A year earlier, George was the No. 10 selection by the Pacers in the NBA Draft.
As their respective careers have blossomed, so did their desire to play alongside one another. Leonard is excited at the prospect of finally being able to play with George, he stated during the press conference.
“When I got drafted to the Pacers, I’m like, ‘they already have a two-way player pretty much,’ but as our career moves forward, I’ll see how it develops here, how it develops. I wonder if we would have stayed in Indiana…but we’re here together in L.A., both southern Cal guys, playing right down the street with each other in the Anaheim Honda Center-not with each other-but in games one another in the championship game. I’ve been watching him since then. Now we’re on the Clippers, it’s just I think we’ve got something special. We can make history here.”
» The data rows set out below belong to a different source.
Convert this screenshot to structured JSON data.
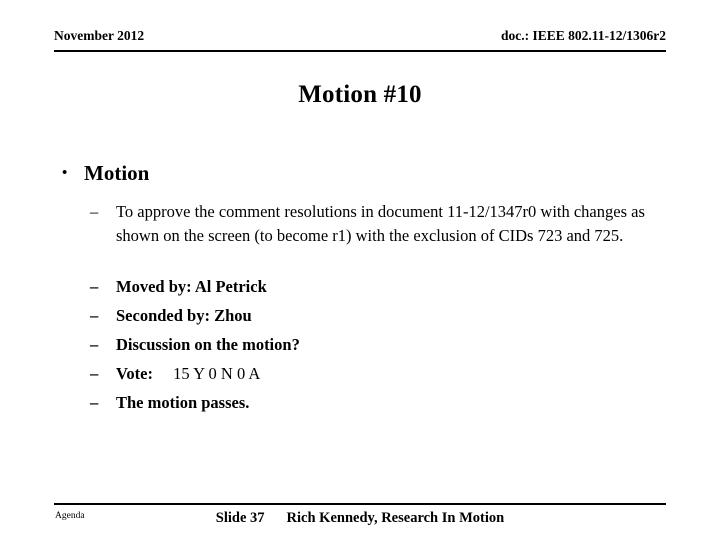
{
  "header": {
    "date": "November 2012",
    "doc": "doc.: IEEE 802.11-12/1306r2"
  },
  "title": "Motion #10",
  "content": {
    "level1": {
      "bullet_glyph": "•",
      "text": "Motion"
    },
    "dash_glyph": "–",
    "proposal": "To approve the comment resolutions in document 11-12/1347r0 with changes as shown on the screen (to become r1) with the exclusion of CIDs 723 and 725.",
    "details": [
      {
        "label": "Moved by: Al Petrick",
        "value": ""
      },
      {
        "label": "Seconded by: Zhou",
        "value": ""
      },
      {
        "label": "Discussion on the motion?",
        "value": ""
      },
      {
        "label": "Vote:",
        "value": "15 Y  0 N  0 A"
      },
      {
        "label": "The motion passes.",
        "value": ""
      }
    ]
  },
  "footer": {
    "agenda": "Agenda",
    "slide": "Slide 37",
    "author": "Rich Kennedy, Research In Motion"
  }
}
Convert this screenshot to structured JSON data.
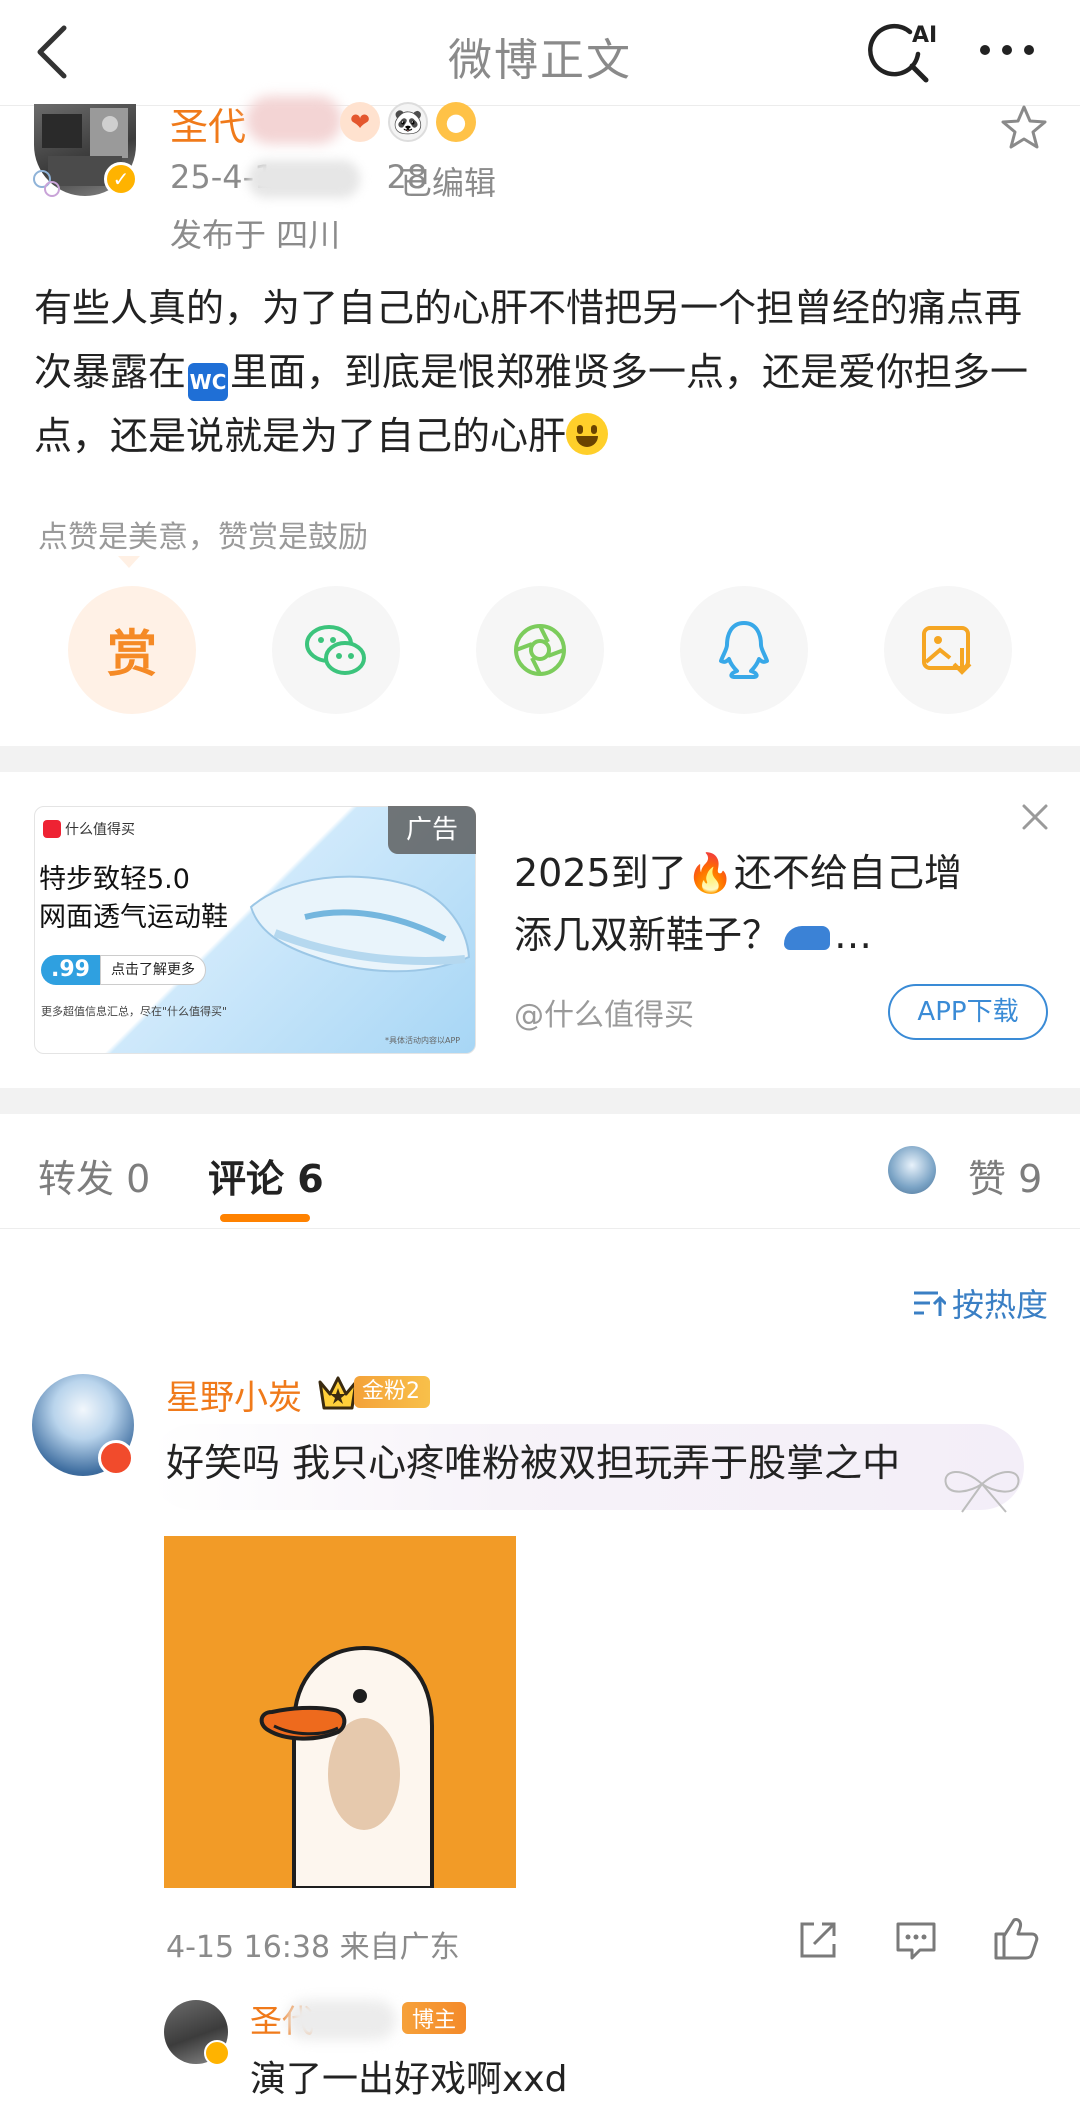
{
  "nav": {
    "title": "微博正文",
    "ai_label": "AI"
  },
  "post": {
    "author_name_visible": "圣代",
    "time_prefix": "25-4-1",
    "time_suffix": "28",
    "edited": "已编辑",
    "location": "发布于 四川",
    "text_part1": "有些人真的，为了自己的心肝不惜把另一个担曾经的痛点再次暴露在",
    "wc_glyph": "WC",
    "text_part2": "里面，到底是恨郑雅贤多一点，还是爱你担多一点，还是说就是为了自己的心肝"
  },
  "reward": {
    "hint": "点赞是美意，赞赏是鼓励",
    "reward_label": "赏"
  },
  "ad": {
    "label": "广告",
    "image_brand": "什么值得买",
    "image_title_line1": "特步致轻5.0",
    "image_title_line2": "网面透气运动鞋",
    "image_price": ".99",
    "image_cta": "点击了解更多",
    "image_footer": "更多超值信息汇总，尽在\"什么值得买\"",
    "image_note": "*具体活动内容以APP",
    "text_line1": "2025到了",
    "text_line1b": "还不给自己增",
    "text_line2": "添几双新鞋子？",
    "text_ellipsis": "…",
    "source": "@什么值得买",
    "download": "APP下载"
  },
  "tabs": {
    "repost": "转发 0",
    "comments": "评论 6",
    "likes": "赞 9"
  },
  "sort": {
    "label": "按热度"
  },
  "comment": {
    "name": "星野小炭",
    "fan_badge": "金粉2",
    "text": "好笑吗 我只心疼唯粉被双担玩弄于股掌之中",
    "meta": "4-15 16:38 来自广东"
  },
  "reply": {
    "name_visible": "圣代",
    "owner_badge": "博主",
    "text": "演了一出好戏啊xxd"
  },
  "colors": {
    "accent_orange": "#ff8200",
    "name_orange": "#f07a1a",
    "link_blue": "#3a7fc4",
    "wechat_green": "#3cc47c",
    "qq_blue": "#38a8e8",
    "save_orange": "#f5a623"
  },
  "icons": {
    "back": "chevron-left-icon",
    "ai_search": "ai-search-icon",
    "more": "more-dots-icon",
    "favorite": "star-icon",
    "wechat": "wechat-icon",
    "moments": "moments-icon",
    "qq": "qq-icon",
    "save_image": "save-image-icon",
    "sort": "sort-icon",
    "share": "share-icon",
    "reply": "comment-icon",
    "like": "thumbs-up-icon"
  }
}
On what it means to have young people watching how he and Leonard come back to their roots, George sees it as a chance to do what was passed down to him from an NBA icon.
“For me, I grew up a Clippers fan,” George said. “As much as a Clippers fan I was, I was a Kobe (Bryant) fan. Kobe was like my idol growing up. So, I think now with what me and Kawhi can do, we need to inspire that next generation to want to go out there on the court. I think how we play as All-Stars in the NBA, where guys want to get after it on both ends, and that’s how Kobe was for me. He was a guy who didn’t care who he was matched up against, who he was playing against. He was going to beat them on both ends, and that was what I used to watching growing up. So, I think for us, we get the same opportunity to give back to the next generation.”
As far being able to work alongside the great player that Leonard has become, George doesn’t believe that will be a problem. He stated that his goal is to be part of a ballclub aiming for higher achievements.
“For me, it was a chance to come back home and be a part of something that was already special,” George said. “I’m not a guy to in here with an ego, with…I’m the man. I want to be part of something special. I want to help build something special. This is surreal to be home and do it for a team that I grew up and wanted to be a part of ever since they missed on me in the (NBA) draft…that wasn’t on Steve’s (Clippers owner Steve Ballmer) time.”